Page 2 of 3
Re: Mousing over diagrams
Posted: Sun Apr 25, 2010 6:02 pm
by schultz
Kirby wrote:daal wrote:
Doesn't seem to have done the trick, but thanks for the effort.
It looks like your browser shows the URL regardless of the ALT text, then. I'm thinking that we're going to have to save the images on the server to adjust this, rather than generating them dynamically. I don't see how using an MD5 for a dynamically generated filename would allow for us to get around saving the images to disk since MD5 can have collisions. Perhaps we could save the files to the server using an MD5 hash for the filename, and if a duplicate filename existed, we could increment the filecount (eg. <md5-hash>1.gif, <md5-hash>2.gif, etc.). This would be inefficient for the cases where you have two of the same images (because we would generate separate, but identical images).
On the other hand, perhaps the chances of having an MD5 collision are low enough that we could use this filenaming scheme.
The chances of an MD5 collision are relatively low and I would think we wouldn't really need to worry about this. See:
http://www.miketaylor.org.uk/tech/law.html for a simplified description of this.

And if a collision ever did occur, I don't think we'd have to wait long to hear about it! Plenty of us follow all the Malkovich games as it is, and that's where the vast majority of the diagram images are used.

Also, I know Adrian wrote the wordpress plugin creating the diagram codes that did the above. Simply did an md5 hash of what was sent in to create a filename that could be checked so we didn't create duplicate images.
Re: Mousing over diagrams
Posted: Sun Apr 25, 2010 7:14 pm
by apetresc
schultz wrote:Also, I know Adrian wrote the wordpress plugin creating the diagram codes that did the above. Simply did an md5 hash of what was sent in to create a filename that could be checked so we didn't create duplicate images.
I'm flattered that you remembered the details of that code from so long ago

I don't think we have to worry about collisions. The chances of a collision in a data set as small as the collection of all diagrams on this board are extremely vanishingly small; it was a significant academic event when someone was able to produce
any two strings that had the same MD5 hash, and as far as I know, it's still an open question how to generate any collision for a given hash. The fact that the strings we'd be hashing are, by their nature, almost identical, doesn't matter. md5 is very "discontinuous" in that sense.
The reason I think it may be important to implement this at all is because we may soon run into Internet Explorer's 1000-character-URL limit if we make GET requests with the entire diagram
with escape characters in there.
Re: Mousing over diagrams
Posted: Sun Apr 25, 2010 7:27 pm
by Kirby
schultz wrote:Kirby wrote:daal wrote:
Doesn't seem to have done the trick, but thanks for the effort.
It looks like your browser shows the URL regardless of the ALT text, then. I'm thinking that we're going to have to save the images on the server to adjust this, rather than generating them dynamically. I don't see how using an MD5 for a dynamically generated filename would allow for us to get around saving the images to disk since MD5 can have collisions. Perhaps we could save the files to the server using an MD5 hash for the filename, and if a duplicate filename existed, we could increment the filecount (eg. <md5-hash>1.gif, <md5-hash>2.gif, etc.). This would be inefficient for the cases where you have two of the same images (because we would generate separate, but identical images).
On the other hand, perhaps the chances of having an MD5 collision are low enough that we could use this filenaming scheme.
The chances of an MD5 collision are relatively low and I would think we wouldn't really need to worry about this. See:
http://www.miketaylor.org.uk/tech/law.html for a simplified description of this.
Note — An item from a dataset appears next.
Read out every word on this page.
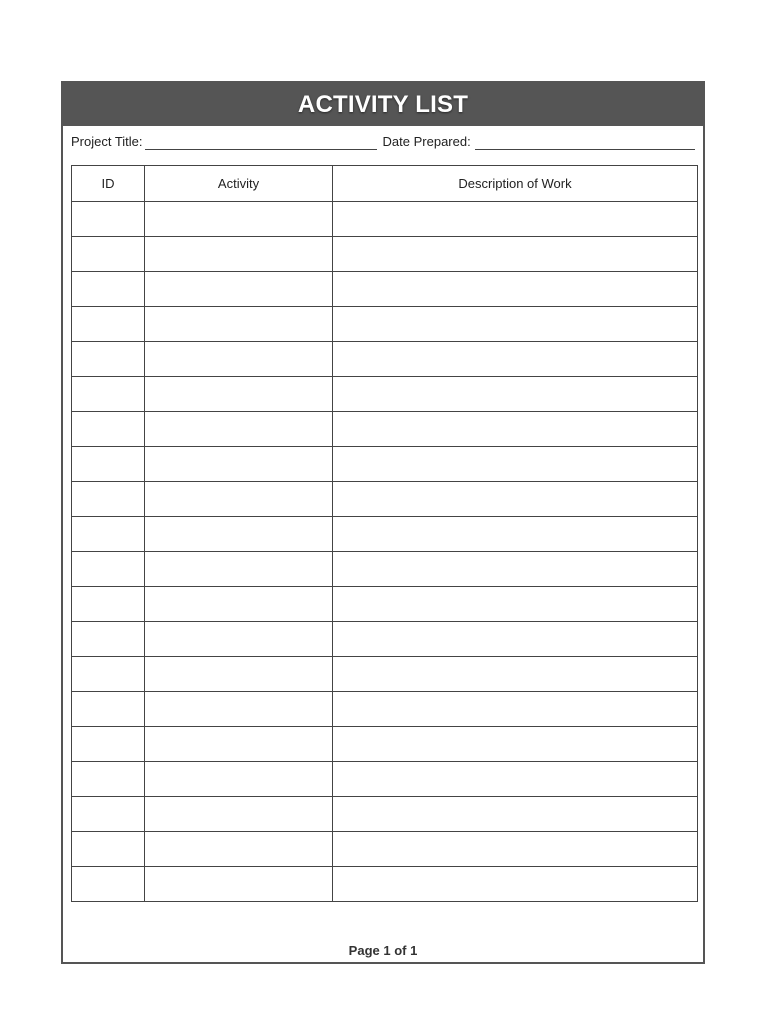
ACTIVITY LIST
Project Title:	Date Prepared:
ID	Activity	Description of Work

Page 1 of 1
And if a collision ever did occur, I don't think we'd have to wait long to hear about it! Plenty of us follow all the Malkovich games as it is, and that's where the vast majority of the diagram images are used.

Also, I know Adrian wrote the wordpress plugin creating the diagram codes that did the above. Simply did an md5 hash of what was sent in to create a filename that could be checked so we didn't create duplicate images.
Personally, I don't really buy the argument about using MD5 without any worries at all. There have been enough exploitations of MD5 to create a concern when you're using it for an important application. A popular example is this one:
http://www.win.tue.nl/hashclash/rogue-ca/. However, it is true that these people were actively trying to break the system. It's also against my philosophy to develop something with a known problem if it can be avoided (like in this case by not generating filenames at all)...
But you guys are right: there is a problem with the current implementation if the characters in the URL get too long. Also as has been said, if a collision did occur, we could address it at that time. And the probability of a collision is still low, especially if nobody is trying to attack the system. Another point is that it seems that diagrams have already been implemented in this manner without problems, so it might be OK to follow suit...
It's not as straightforward as copying what Adrian has done verbatim because of the limitations in the BBCode, but we should probably go this route. I think that the possibility of MD5 collisions is low enough that it is a much lesser issue to worry about than passing things through the URL like this.
So if we do go that route, what about using php's sha1 function? It's unlikely that we'll have an MD5 collision, and probably even more unlikely that we'll have a sha1 collision. It probably doesn't make a difference, since we'll probably get no collisions at all, but it might make me feel a little happier inside.
Re: Mousing over diagrams
Posted: Sun Apr 25, 2010 10:09 pm
by daal
I've gotten rid of it. I asked the question in the Opera forums, and
Tools>Preferences>Advanced>Browsing> disable tooltips.
That did the trick.
Re: Mousing over diagrams
Posted: Sun Apr 25, 2010 10:59 pm
by schultz
Kirby wrote:Personally, I don't really buy the argument about using MD5 without any worries at all. There have been enough exploitations of MD5 to create a concern when you're using it for an important application. A popular example is this one:
http://www.win.tue.nl/hashclash/rogue-ca/. However, it is true that these people were actively trying to break the system. It's also against my philosophy to develop something with a known problem if it can be avoided (like in this case by not generating filenames at all)...
But you guys are right: there is a problem with the current implementation if the characters in the URL get too long. Also as has been said, if a collision did occur, we could address it at that time. And the probability of a collision is still low, especially if nobody is trying to attack the system. Another point is that it seems that diagrams have already been implemented in this manner without problems, so it might be OK to follow suit...
It's not as straightforward as copying what Adrian has done verbatim because of the limitations in the BBCode, but we should probably go this route. I think that the possibility of MD5 collisions is low enough that it is a much lesser issue to worry about than passing things through the URL like this.
So if we do go that route, what about using php's sha1 function? It's unlikely that we'll have an MD5 collision, and probably even more unlikely that we'll have a sha1 collision. It probably doesn't make a difference, since we'll probably get no collisions at all, but it might make me feel a little happier inside.
I know it's not as straightforward as what Adrian did, unfortunately. I attempted to essentially modify it to work with the BBCode stuff a while ago, but kind of hit my personal limit on javascript and php coding. Always planned on going back and figuring it out, but then my club's forums kind of dried up and died so all my incentive disappeared.
And I see no problem with using php's sha-1 function. It makes sense, and should (theoretically) make collisions even less likely. And if it makes you a little happier, then why not.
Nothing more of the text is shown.